Now let's look at this

```concat xss = [x | xs <- xss, x <- xs]
```

It could be read as follows: create a list of `x` by taking each one element from `xss` as `xs` and then take each element of `xs` as `x`.

This is beautiful! Think of this as two nested recursive procedures

This re-formatting could convey the notion of nesting better

```concat xss = [x | xs <- xss
, x  <- xs]
```

In Scheme it could be

```(define (concat xss)
(if (null? xss)
'()
(append (car xss) (concat (cdr xss)))))
```

where `append` is, of course

```(define (append  xs ys)
(if (null? xs)
ys
(cons (car xs) (append (cdr xs) ys))))
```

Again, in Scheme we must define how do we traverse a list recursively, while in Haskell we omit all the details and just "declare" which values we need.

Guards are predicates, so we could use a predicate on `x` as a "filter"

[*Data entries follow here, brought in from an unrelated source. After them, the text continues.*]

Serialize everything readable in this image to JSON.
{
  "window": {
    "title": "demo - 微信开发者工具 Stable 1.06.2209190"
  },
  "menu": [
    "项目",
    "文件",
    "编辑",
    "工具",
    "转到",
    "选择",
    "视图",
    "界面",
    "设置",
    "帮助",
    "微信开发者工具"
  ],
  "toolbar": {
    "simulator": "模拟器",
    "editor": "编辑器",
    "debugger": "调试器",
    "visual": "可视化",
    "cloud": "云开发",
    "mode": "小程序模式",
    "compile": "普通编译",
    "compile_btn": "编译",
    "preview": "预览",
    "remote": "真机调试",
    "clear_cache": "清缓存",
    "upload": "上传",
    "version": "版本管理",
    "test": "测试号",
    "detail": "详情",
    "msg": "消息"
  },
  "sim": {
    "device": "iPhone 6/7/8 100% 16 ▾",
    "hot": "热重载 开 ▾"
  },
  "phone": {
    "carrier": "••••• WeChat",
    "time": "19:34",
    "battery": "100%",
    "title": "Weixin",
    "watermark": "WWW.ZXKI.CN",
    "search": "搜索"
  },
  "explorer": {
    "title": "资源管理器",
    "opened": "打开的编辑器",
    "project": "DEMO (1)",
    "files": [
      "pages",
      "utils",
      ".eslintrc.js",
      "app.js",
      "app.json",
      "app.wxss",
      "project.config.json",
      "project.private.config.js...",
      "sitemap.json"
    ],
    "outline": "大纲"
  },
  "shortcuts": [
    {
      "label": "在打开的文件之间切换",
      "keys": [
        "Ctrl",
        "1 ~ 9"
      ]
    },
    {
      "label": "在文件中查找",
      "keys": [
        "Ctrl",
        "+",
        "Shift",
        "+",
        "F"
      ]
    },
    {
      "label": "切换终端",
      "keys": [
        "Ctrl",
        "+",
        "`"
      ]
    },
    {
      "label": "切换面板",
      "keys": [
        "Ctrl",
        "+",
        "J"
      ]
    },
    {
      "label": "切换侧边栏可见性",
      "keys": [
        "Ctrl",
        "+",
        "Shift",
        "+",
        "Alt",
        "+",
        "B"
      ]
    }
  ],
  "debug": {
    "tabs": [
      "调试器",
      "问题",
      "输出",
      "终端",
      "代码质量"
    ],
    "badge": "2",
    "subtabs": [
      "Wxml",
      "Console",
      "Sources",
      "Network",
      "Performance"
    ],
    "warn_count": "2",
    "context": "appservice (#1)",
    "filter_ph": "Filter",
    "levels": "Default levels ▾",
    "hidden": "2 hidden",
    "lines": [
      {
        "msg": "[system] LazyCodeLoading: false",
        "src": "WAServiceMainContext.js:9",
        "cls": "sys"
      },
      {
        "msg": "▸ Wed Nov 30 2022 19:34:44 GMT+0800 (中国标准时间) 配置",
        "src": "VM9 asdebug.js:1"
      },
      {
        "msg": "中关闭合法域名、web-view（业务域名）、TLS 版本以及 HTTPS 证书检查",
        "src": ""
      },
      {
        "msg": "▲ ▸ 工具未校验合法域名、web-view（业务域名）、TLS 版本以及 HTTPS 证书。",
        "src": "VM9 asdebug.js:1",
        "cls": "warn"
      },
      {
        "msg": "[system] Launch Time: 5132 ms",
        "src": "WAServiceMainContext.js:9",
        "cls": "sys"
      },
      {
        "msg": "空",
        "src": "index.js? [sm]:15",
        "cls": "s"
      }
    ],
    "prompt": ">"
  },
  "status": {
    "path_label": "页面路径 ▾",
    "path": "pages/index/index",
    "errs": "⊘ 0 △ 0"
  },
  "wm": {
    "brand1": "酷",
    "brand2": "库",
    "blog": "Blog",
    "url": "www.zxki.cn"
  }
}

```> [x | x <- [1..10], even x]
[2,4,6,8,10]
```

which is semantically the same as

```> (filter even? (range 1 10))
(2 4 6 8 10)
```

where `filter` is

```(define (filter f xs)
(cond ((null? xs)   '())
((f (car xs)) (cons (car xs) (filter f (cdr xs))))
(else         (filter f (cdr xs)))))
```

and again we have to explicitly define all the details - consing and the base case of recursive traversal

Guards are nothing more than a syntactic sugar for a conditionals, so a predicate expression must be of type `a -> Bool`

So, it looks like List Comprehensions syntax in Haskell is a kind of DSL or a sub-language. We have seen something like this before - in Common Lisp looping constructs - `loop`, `dolist` macros.

But Haskell syntax is much more clever. We could think of a notation from Math - `x | x <- [1..10], even x` (which could be expanded into a list generation and its recursive traversal inside the filter procedure) inside a list `[ ... ]`.

Now we could understand Haskell better. There is no miracles in it, only a syntactic sugar fest.)